Le syndrome de Guillain-Barré (SGB) est une neuropathie post-infectieuse, généralement caractérisé par une faiblesse musculaire qui se développe rapidement, et une absence de réflexes. On pense que le SGB est une maladie auto-immune déclenchée par un stimulus externe. Son incidence annuelle est estimée à 1 cas sur 50.000 à 90.000 personnes. Son pronostic est variable et peut comprendre une incapacité motrice plusieurs mois après le début de la maladie et le décès.
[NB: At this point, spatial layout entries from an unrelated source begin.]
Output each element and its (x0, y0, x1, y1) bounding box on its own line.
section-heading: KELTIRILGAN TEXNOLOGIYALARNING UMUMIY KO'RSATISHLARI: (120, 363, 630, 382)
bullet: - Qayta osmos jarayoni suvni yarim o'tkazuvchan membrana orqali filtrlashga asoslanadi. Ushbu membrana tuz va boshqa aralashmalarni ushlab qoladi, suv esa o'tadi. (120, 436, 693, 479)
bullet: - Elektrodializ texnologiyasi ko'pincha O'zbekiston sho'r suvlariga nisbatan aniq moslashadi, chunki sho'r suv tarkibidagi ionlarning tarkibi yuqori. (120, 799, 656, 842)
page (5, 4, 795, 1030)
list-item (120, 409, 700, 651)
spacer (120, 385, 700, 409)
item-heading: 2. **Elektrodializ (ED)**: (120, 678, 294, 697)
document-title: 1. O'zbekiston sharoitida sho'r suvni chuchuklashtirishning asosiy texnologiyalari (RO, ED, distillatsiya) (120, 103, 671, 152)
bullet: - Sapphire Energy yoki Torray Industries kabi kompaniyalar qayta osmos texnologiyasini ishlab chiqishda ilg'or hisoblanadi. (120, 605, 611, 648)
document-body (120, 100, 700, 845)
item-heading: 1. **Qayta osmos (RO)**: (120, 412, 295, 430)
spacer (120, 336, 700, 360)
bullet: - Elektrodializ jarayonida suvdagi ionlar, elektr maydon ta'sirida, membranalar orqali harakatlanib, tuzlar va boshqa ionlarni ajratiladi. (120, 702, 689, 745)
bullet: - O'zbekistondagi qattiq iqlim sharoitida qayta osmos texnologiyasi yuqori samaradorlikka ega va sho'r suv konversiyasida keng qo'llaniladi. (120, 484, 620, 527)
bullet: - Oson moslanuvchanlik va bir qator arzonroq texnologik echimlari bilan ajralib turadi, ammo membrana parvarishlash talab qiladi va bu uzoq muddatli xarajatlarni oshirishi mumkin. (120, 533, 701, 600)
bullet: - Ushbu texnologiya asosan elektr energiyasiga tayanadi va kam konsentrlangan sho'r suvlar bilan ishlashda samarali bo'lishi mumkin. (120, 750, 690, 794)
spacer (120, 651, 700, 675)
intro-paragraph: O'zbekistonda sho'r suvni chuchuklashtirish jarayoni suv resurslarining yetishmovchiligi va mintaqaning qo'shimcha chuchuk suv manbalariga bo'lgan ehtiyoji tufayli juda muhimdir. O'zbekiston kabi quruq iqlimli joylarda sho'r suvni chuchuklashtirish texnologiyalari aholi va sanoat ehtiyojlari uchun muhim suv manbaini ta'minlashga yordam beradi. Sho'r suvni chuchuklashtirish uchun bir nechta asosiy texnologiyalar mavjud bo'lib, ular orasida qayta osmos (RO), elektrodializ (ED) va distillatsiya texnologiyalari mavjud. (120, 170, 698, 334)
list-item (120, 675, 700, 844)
11 cas viennent d'être documentés en Inde et en Angleterre

  • En Inde, 7 cas ont été signalés dans un centre médical régional du Kerala, où environ 1,2 million de personnes ont été vaccinées avec le vaccin AstraZeneca (ChAdOx1-S/nCoV-19) ;
  • En Angleterre, ce sont 4 cas qui ont été signalés à Nottingham, dans une région où 700.000 personnes ont été vaccinée également avec le le vaccin AstraZeneca ;
  • Le syndrome de Guillain-Barré a été diagnostiqué chez ces 11 cas 10 à 22 jours après la vaccination ;

 

Selon les scientifiques, le nombre de cas recensés de SGB dans ces régions représente jusqu'à 10 fois l’incidence « normale ».

 

Quel processus ? A ce stade des recherches la relation causale reste à démontrer. Cependant, si c’était le cas, les chercheurs suggèrent une réponse immunitaire croisée à la protéine de pointe SARS-CoV-2 et à certains composants du système immunitaire périphérique.

 

Les auteurs appellent donc les cliniciens à surveiller l’apparition de ce syndrome neurologique rare, suite à l'administration de vaccins anti-COVID-19.